I once read a book entitled Mind Over Matter. In it, the author gave accounts of several instances in which people‘s minds had been verified to have overcome matter. One such proof was a martial artist who supposedly beat a world champion arm wrestler using only his thumb or one finger (I forget which). It had, according to the author, been verified by Black Belt Magazine. Since I had every issue of Black Belt from the first, I tracked down the article because I knew the martial artist involved and doubted the claim. In the article, the martial artist himself claimed he had beaten the world champion arm wrestler, not some independent and objective observer. It may have been true but was, like “hearsay” evidence in court, not useful in any serious study.
Magazine and newspaper articles are full of errors, misquotes, and outright lies. Some of these are intentional but most are not. The writer is honestly trying to do a good job but lacks the skill or sufficient knowledge of the subject to do it justice.
I tell people that if you don’t want to be misquoted, don’t let anyone do an article on you. If you do, it’s pretty much a given. I’ve had many articles done on me and never had one that didn’t have something – a quote or explanation – that didn’t make me cringe a bit.

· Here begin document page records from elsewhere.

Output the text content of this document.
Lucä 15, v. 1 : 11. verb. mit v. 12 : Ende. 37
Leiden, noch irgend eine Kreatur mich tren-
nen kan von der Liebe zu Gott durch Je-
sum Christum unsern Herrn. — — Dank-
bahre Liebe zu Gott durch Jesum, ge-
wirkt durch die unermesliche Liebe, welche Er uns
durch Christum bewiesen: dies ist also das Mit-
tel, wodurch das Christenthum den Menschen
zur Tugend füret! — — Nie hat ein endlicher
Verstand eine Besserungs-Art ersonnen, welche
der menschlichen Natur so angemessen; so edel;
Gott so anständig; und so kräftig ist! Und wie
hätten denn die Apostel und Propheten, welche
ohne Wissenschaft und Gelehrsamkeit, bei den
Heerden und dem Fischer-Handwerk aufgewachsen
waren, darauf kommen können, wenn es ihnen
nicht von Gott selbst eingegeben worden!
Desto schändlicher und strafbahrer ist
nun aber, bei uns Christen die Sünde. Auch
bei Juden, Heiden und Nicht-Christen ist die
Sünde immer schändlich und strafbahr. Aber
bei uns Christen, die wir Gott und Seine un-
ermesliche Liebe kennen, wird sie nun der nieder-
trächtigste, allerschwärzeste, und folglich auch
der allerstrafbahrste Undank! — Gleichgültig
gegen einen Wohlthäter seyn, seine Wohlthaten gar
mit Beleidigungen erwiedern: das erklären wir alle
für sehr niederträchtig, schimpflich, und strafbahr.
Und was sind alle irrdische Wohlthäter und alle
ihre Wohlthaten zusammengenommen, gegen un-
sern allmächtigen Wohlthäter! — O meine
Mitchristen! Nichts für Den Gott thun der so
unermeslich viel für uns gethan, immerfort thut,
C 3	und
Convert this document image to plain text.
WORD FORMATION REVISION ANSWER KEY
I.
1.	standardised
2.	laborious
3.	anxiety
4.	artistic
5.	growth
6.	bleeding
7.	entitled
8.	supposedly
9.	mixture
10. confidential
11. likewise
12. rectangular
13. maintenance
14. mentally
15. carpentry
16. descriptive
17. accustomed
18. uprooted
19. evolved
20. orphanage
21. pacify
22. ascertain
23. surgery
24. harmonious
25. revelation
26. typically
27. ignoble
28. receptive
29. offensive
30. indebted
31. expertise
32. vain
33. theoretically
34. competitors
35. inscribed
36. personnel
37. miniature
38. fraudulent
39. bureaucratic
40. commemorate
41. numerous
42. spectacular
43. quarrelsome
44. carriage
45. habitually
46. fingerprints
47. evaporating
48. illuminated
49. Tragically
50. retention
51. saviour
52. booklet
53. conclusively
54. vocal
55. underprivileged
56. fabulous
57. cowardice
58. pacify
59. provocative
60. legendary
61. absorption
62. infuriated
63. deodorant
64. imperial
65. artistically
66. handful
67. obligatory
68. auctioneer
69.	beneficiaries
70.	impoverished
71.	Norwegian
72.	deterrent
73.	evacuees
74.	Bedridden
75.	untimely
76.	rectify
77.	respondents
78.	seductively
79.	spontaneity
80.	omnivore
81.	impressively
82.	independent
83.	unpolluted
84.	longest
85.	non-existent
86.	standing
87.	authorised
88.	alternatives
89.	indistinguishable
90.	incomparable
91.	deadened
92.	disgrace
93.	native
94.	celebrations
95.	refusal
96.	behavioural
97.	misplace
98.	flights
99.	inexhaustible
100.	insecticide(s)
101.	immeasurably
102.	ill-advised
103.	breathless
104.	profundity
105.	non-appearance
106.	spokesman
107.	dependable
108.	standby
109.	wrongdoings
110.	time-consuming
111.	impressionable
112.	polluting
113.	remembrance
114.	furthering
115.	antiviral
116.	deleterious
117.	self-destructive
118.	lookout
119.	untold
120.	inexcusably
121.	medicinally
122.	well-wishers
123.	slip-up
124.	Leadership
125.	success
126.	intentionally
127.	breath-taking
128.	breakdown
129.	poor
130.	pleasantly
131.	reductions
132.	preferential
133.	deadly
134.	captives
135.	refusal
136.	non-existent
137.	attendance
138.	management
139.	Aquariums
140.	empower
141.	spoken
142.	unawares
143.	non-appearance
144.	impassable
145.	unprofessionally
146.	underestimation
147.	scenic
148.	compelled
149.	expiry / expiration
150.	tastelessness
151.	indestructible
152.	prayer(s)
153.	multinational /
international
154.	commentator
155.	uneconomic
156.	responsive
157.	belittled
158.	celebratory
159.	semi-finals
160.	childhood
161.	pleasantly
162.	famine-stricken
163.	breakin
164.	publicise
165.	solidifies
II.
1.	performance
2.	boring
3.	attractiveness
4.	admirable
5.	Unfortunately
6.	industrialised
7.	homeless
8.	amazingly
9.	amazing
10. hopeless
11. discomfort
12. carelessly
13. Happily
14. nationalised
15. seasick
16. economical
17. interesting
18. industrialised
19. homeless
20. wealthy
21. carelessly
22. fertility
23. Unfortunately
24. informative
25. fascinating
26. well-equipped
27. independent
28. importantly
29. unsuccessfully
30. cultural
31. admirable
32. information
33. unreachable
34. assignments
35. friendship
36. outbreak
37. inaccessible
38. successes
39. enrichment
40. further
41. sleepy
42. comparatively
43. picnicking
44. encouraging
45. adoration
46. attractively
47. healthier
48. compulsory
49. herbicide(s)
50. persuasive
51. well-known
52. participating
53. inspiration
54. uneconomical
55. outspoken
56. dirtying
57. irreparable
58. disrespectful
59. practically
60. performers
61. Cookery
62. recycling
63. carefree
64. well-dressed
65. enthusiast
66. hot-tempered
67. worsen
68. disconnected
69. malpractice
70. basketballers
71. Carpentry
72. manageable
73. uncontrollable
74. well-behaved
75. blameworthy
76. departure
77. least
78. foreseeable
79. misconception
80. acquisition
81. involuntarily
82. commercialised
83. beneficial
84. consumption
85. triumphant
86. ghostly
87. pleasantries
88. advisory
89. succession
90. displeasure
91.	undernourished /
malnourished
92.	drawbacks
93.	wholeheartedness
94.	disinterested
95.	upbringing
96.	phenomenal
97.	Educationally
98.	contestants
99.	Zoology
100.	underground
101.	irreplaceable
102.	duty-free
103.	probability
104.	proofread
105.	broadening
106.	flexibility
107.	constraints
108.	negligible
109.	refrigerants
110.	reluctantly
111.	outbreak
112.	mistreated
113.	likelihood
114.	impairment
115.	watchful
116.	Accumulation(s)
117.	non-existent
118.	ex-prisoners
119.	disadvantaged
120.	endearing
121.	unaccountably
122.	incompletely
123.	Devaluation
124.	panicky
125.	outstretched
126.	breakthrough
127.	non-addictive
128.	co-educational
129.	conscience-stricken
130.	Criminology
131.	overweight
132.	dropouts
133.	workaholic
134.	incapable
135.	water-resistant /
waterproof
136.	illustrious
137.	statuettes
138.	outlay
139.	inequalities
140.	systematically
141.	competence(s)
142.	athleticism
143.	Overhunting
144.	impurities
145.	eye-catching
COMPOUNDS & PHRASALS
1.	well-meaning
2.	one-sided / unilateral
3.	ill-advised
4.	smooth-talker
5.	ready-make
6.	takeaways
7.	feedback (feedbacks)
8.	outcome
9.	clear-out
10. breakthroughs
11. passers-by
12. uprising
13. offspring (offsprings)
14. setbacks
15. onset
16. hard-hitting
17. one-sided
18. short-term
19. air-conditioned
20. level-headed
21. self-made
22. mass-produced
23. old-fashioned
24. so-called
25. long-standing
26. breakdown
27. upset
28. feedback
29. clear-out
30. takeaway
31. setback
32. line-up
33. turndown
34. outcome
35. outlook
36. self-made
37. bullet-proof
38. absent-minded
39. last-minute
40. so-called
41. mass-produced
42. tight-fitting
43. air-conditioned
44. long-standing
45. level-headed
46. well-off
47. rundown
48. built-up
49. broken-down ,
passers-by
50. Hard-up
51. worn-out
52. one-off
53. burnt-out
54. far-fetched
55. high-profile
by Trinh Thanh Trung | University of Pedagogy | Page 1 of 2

The writer will hear what they want to hear, mishear what you said, etc.
A local journalist did an article on me several years ago. She quoted me as saying that the nunchaku was developed to beat the husk off of corn. I don’t remember seeing a lot of corn when I was in Okinawa as it was a new world product. But then, I had never said anything about corn. I had said it was used to beat the husk off of rice. But I took some kidding about it for a while nonetheless.



The following was written in a 1987 Karate-Kung Fu Illustrated Magazine article. It was about me and my thoughts on the subject of ikken hissatsu, the so-called one strike kill.
“The Japanese call it the one-punch kill,” wrote the writer of the article, based on information I supplied her. “It’s a blow that brings all fighting elements together with perfect timing to immobilize your opponent with one sudden burst of power.”
Close enough.
“The one-punch kill is tough to teach, since many students believe they can do it naturally without any thought put into the correct power-producing dynamics.”
Have no idea where she got that.
“Some instructors won’t even bother to teach the one-punch kill to women, because they think women don’t have enough power to punch. Then when a female student learns it incorrectly, she proves them right. However, women can actually learn the technique faster than many men because they have no pre-conceived notions about how it’s done.”
This was a mixture of things I had told her, but about a different topic. (Female students often learn how to punch correctly faster than their new male counterparts as they have no bad-habits to unlearn so they improve from day one.) It had nothing to do with ikken hissatsu.
“If the one-punch kill is more difficult than meets the eye, who can teach it correctly? In Japan instructors of the one-punch kill are commonplace. However, in North America, they’re rare. But Jim Mather, who owns and runs the California Karate Academy in San Jose, California, is an American who has put a lot of thought into the dynamics of punching.”
What??? It was true I had given it a lot of thought but so had many others in this hemisphere.
Anyway, just a bit more food for thought to bear in mind when you read a history or article on the martial arts – or someone proposes to write an article on you.